As I wrote I relived by cult experience and despite the painful nature of
so doing, I am convinced that this was a critical part of my recovery:
that I went back over all that group where I had so little control and
analyzed the moment to moment loss of power, and, equally, the moment to
moment slow regaining of it as I began to think again, to break the
isolation, to regain my self. My writing began to shape itself into a
book, and completing each of its three drafts became both a structure and
a core of meaning during those chaotic years of rebuilding.
I became active in the cult awareness movement. I helped others who were
leaving cults. I shared my story and
listened to theirs. I gave talks. I talked to anyone who would listen,
ad nauseum sometimes. But it helped so much: to take this terrible
experience and now use it to prevent, even just one other person, from
going through anything similar. I did, however, take on some new
perspectives. I gave up on the idea that I could, or should change the
world. I took on, instead, the proverb: Each one teach one. That seemed
manageable. When possible I chose to do only those things I wanted to do,
and when I felt afraid or claustrophobic in groups I got up and left. I
no longer fulfilled every commitment I made. I became almost cavalier.
Cartoons about cults made me laugh. But I also cried when I watched Waco
burn or read about the cult tragedies that sell newspapers and make people
say, "That could never happen to me."
Now I'm done with my book.

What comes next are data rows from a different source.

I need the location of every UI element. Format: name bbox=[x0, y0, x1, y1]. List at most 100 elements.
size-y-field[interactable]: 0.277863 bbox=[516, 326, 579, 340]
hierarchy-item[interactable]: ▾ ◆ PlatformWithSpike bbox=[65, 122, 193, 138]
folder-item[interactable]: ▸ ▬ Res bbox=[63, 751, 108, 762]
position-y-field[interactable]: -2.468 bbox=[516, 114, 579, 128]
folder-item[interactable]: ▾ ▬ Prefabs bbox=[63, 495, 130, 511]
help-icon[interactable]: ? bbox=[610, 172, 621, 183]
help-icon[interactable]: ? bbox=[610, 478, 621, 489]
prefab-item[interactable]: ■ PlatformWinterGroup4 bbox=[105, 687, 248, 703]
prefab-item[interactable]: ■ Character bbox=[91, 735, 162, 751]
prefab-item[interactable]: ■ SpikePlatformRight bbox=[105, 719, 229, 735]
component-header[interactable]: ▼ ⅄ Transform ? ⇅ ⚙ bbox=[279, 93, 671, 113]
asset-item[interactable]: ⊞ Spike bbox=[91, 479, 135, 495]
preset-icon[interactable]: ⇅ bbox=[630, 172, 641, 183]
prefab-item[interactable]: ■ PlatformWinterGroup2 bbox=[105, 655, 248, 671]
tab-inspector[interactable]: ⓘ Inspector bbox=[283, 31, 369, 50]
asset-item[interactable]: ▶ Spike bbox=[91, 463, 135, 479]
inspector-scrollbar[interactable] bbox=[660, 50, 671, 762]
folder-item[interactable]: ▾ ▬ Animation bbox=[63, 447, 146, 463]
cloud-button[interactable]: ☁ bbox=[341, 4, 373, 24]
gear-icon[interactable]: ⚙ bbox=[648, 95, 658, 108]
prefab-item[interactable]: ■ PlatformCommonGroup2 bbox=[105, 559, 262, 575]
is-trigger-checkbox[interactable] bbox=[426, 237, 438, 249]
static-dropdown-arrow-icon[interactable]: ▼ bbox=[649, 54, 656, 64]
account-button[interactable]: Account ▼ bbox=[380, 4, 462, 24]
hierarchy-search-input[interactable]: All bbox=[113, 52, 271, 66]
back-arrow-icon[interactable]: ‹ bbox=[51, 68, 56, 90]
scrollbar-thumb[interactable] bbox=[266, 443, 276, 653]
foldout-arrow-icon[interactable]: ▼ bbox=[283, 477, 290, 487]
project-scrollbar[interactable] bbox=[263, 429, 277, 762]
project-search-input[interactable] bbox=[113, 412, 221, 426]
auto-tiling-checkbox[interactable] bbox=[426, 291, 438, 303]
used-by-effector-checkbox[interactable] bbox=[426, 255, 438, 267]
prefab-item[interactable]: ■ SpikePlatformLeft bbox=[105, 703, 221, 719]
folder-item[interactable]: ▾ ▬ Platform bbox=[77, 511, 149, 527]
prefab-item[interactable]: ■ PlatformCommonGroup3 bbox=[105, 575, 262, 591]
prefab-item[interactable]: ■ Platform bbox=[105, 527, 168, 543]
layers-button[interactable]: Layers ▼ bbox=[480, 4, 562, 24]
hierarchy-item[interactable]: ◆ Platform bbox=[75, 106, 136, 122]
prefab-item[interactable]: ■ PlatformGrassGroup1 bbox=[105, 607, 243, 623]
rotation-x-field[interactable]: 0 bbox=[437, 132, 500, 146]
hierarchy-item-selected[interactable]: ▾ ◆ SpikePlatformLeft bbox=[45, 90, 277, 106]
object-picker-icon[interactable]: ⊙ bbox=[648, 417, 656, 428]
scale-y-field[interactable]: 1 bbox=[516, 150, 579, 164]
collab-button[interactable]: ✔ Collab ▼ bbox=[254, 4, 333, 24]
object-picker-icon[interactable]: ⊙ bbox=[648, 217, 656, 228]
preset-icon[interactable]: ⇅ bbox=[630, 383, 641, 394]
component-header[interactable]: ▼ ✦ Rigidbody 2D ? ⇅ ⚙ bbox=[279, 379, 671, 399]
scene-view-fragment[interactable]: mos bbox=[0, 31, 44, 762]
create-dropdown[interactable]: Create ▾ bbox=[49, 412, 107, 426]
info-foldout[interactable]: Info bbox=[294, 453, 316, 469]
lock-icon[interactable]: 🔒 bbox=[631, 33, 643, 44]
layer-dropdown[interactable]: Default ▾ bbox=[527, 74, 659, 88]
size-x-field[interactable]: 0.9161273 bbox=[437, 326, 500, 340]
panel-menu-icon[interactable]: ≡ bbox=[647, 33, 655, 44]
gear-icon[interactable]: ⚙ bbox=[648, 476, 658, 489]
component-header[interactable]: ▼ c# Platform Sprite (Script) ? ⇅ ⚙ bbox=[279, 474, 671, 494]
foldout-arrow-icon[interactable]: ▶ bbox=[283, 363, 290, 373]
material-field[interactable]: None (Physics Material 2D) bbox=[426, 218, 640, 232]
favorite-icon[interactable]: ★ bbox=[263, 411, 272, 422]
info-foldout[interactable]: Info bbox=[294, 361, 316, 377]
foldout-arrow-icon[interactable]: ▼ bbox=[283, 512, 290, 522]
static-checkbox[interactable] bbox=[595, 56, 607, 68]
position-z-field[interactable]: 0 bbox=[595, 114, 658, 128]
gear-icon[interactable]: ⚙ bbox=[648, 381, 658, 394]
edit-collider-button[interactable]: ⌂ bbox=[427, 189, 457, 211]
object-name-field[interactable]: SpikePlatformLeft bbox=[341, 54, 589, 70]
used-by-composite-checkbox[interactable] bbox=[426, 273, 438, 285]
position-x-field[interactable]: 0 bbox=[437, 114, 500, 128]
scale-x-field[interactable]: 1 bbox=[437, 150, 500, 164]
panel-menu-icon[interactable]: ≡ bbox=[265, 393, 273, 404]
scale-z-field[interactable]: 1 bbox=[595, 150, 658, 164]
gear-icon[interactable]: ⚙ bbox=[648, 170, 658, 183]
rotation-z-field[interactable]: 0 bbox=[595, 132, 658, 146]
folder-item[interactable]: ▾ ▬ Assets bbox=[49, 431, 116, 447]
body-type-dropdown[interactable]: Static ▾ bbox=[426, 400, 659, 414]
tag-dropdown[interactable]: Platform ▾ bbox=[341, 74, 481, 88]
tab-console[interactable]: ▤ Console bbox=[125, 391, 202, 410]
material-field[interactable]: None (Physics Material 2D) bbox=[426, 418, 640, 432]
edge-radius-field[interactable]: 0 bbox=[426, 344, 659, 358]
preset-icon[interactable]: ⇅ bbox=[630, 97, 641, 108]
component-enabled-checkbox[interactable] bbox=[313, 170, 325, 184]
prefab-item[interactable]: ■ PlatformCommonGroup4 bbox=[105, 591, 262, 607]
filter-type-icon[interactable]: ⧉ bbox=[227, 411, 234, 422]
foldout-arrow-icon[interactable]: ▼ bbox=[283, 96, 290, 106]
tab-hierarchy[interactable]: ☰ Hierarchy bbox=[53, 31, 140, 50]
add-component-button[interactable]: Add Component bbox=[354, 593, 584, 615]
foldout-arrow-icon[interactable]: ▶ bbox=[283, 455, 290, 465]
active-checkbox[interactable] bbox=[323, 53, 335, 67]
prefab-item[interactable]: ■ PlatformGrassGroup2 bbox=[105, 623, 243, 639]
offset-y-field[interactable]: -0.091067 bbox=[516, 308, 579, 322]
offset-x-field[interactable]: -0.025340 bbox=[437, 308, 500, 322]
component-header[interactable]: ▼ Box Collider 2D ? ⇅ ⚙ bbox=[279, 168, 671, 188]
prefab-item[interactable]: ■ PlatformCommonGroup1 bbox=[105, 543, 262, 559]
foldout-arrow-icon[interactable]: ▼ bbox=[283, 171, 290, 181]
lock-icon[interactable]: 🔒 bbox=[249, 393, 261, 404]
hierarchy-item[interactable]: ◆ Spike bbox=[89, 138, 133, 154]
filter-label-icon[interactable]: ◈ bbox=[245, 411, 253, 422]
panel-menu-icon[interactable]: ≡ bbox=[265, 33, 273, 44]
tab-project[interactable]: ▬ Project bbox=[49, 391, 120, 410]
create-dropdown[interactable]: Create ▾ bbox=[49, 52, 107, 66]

It's not published yet, but there's a line of
people waiting to read it. I feel satisfied that I've turned those bitter
years into something valuable. That is my recovery and my payback. I'm
involved in political work for the first time in the seven years since
I've been out. But now my politics are of an almost shapelessly board
kind. I'm working on building a community based alternative newspaper.
Yes, I'm working in a group, and I sometimes refer to we, as in: "We
don't know if it'll actually get off the ground yet, but our process has
been fun, democratic and moderately competent. We don't think we have all
the answers: we aim to be inclusive and
complicated, not easily reduced to clichιs. Our discussions are open-ended
and we don't particularly want to close off debate." This I can deal
with.
Recovery takes time. Life comes back. You get to see how things feel to
you (at least in those few moments when the practical crises of rebuilding
life aren't too all-consuming) and you get to make personal decisions. My
children now have two loving homes and parents who are free of the cult.
Life has become complicated again, and reappearing beyond the black and
white poles of absolutism is a gloriously messy paint box of color.